Wer Parteiprogramme liest, dem drängt sich der Eindruck auf, das Leben sei ein Wunschkonzert: Ob ein neues Rathaus auf dem Konversionsgelände (BUB), die Ansiedlung weiterer Unternehmen (SPD) oder die Erschließung solcher Landgemeinden wie Huppendorf durch den BUS (GAL) - an Verbesserungswünschen herrscht kein Mangel. Über die Finanzierung schweigt man sich gerne aus. Kein Wort dazu im Zwölf-Punkte-Plan der SPD und bei der BUB. Die CSU beschränkt sich auf das Versprechen, keine neuen Schulden zu machen und keine Steuererhöhungen zu beschließen. Deutlicher werden da schon die Freien Wähler. Sie warnen vor dem "verhängnisvollen Weg in die Verschuldung im Konzern Stadt. Die Stadtwerke müssten vor neuen Belastungen bewahrt werden. Noch drastischer formulieren die Grünen. Sie sehen höhere Preise bei Gas,Wasser, Strom als Folge der Schuldenverlagerung auf städtische Töchter. Sparvorschläge der GAL: Weniger Straßenneubau, Senkung der Sozialhilfeausgaben durch Arbeitsmarktpolitik, langfristige Neuordnung des städtischen Personals.

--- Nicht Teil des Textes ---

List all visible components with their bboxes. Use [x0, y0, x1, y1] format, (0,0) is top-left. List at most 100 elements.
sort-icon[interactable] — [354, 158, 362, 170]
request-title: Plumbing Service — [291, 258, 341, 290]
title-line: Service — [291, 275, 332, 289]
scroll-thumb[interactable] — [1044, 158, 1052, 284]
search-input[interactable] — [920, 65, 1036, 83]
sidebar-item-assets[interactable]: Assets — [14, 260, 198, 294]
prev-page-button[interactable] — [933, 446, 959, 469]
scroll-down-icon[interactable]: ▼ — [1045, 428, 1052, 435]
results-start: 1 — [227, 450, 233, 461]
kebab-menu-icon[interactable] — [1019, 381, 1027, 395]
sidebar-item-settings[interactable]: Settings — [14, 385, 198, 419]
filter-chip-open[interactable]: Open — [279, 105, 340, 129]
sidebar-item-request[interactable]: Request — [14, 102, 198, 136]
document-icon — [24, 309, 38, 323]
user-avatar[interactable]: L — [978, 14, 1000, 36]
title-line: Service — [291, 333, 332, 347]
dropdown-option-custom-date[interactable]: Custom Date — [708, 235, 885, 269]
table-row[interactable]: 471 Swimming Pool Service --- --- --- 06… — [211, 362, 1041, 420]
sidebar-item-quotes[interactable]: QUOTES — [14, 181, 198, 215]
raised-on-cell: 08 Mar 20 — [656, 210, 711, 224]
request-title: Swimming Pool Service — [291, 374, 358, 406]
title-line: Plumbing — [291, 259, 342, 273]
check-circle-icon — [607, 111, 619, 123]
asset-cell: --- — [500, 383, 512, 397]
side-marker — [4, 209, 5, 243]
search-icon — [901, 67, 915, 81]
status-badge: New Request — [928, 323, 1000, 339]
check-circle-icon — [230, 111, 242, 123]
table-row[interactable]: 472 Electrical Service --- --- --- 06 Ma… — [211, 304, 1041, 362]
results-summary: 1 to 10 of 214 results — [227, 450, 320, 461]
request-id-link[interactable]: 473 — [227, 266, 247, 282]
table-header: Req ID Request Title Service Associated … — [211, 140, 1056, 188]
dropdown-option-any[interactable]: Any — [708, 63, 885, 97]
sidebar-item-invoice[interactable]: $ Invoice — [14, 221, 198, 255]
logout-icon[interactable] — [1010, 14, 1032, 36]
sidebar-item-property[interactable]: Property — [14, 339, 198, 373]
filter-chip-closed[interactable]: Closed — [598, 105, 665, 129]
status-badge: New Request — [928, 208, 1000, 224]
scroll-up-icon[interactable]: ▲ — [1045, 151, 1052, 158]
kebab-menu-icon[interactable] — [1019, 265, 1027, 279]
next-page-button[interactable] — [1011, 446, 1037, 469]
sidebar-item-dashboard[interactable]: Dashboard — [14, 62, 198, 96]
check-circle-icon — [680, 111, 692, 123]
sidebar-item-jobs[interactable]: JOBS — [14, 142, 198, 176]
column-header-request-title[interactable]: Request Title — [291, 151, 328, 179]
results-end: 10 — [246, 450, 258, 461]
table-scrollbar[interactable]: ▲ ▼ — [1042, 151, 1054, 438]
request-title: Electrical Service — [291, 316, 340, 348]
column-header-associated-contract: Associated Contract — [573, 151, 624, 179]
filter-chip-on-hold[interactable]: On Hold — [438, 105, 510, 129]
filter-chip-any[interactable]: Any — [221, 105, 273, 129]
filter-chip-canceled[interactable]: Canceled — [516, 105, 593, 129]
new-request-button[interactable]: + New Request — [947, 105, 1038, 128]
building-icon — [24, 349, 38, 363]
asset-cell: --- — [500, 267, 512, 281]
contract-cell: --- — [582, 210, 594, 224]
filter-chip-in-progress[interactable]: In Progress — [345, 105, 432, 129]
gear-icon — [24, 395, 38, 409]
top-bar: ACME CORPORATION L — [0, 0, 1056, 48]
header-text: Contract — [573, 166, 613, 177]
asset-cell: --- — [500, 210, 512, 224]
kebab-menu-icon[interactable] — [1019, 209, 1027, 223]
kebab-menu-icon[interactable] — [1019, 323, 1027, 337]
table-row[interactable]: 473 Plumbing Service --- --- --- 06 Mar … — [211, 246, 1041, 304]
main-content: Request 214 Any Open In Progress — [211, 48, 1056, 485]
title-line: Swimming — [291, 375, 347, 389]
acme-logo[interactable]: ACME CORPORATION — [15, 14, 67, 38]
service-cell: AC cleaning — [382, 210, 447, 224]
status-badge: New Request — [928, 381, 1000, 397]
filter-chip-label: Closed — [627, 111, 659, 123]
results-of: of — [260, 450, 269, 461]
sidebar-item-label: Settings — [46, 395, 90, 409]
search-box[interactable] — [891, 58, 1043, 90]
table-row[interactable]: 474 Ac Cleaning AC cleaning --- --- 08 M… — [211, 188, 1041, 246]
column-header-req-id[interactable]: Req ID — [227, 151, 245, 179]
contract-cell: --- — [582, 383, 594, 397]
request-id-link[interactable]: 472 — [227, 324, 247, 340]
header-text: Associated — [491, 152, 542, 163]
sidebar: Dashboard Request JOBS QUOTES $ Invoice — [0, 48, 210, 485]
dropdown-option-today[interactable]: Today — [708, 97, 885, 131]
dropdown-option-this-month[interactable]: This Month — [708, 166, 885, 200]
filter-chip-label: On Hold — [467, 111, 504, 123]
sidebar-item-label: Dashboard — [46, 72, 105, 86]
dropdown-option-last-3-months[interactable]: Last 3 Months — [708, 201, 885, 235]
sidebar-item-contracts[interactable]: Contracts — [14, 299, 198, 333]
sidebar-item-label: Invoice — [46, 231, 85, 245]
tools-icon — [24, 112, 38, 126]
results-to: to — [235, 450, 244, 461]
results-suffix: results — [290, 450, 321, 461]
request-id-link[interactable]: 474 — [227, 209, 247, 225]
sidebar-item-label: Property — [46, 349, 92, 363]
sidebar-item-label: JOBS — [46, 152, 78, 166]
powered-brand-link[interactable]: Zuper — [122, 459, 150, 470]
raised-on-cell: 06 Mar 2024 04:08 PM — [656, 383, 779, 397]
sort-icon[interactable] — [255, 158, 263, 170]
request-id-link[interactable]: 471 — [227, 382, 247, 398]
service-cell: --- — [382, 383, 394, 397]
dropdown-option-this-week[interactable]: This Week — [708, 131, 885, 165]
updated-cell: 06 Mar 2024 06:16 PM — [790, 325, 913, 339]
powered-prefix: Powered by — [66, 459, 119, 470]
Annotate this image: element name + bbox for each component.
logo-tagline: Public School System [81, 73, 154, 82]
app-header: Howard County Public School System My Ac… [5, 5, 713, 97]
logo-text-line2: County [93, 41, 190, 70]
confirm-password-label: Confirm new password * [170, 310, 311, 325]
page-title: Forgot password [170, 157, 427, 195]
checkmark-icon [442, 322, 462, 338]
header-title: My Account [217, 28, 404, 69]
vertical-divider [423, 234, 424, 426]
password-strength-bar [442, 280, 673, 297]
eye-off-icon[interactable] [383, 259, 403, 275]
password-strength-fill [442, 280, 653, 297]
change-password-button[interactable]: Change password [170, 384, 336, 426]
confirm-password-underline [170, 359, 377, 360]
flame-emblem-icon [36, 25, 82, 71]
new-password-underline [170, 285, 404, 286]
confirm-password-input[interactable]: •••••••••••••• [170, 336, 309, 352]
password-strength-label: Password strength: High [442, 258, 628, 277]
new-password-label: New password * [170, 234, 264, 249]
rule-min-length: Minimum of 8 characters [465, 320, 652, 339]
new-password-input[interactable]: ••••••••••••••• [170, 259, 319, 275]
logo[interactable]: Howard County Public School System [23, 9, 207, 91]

Zu viel Tourismus in Bamberg?

Eine verblüffende Überein-stimmung fällt bei einem Thema am Rande auf: Der Nachfolger von Werner Hipelius (CSU) als Schul- und Kulturreferent soll unabhängig von der parteipolitischen Zugehörigkeit nach Fachkompetenz gewählt werden. Das wünschen sich jedenfalls die parteipolitischen Zwerge FDP und BUB. Aufhorchen lassen auch die Bamberger Realisten mit einer Anmerkung zu einem heißen Eisen: "Beim Tourismus ist die Obergrenze ist erreicht. Der Wirtschaftsfaktor ist wichtig. Aber: Bamberg muss lebenswert bleiben."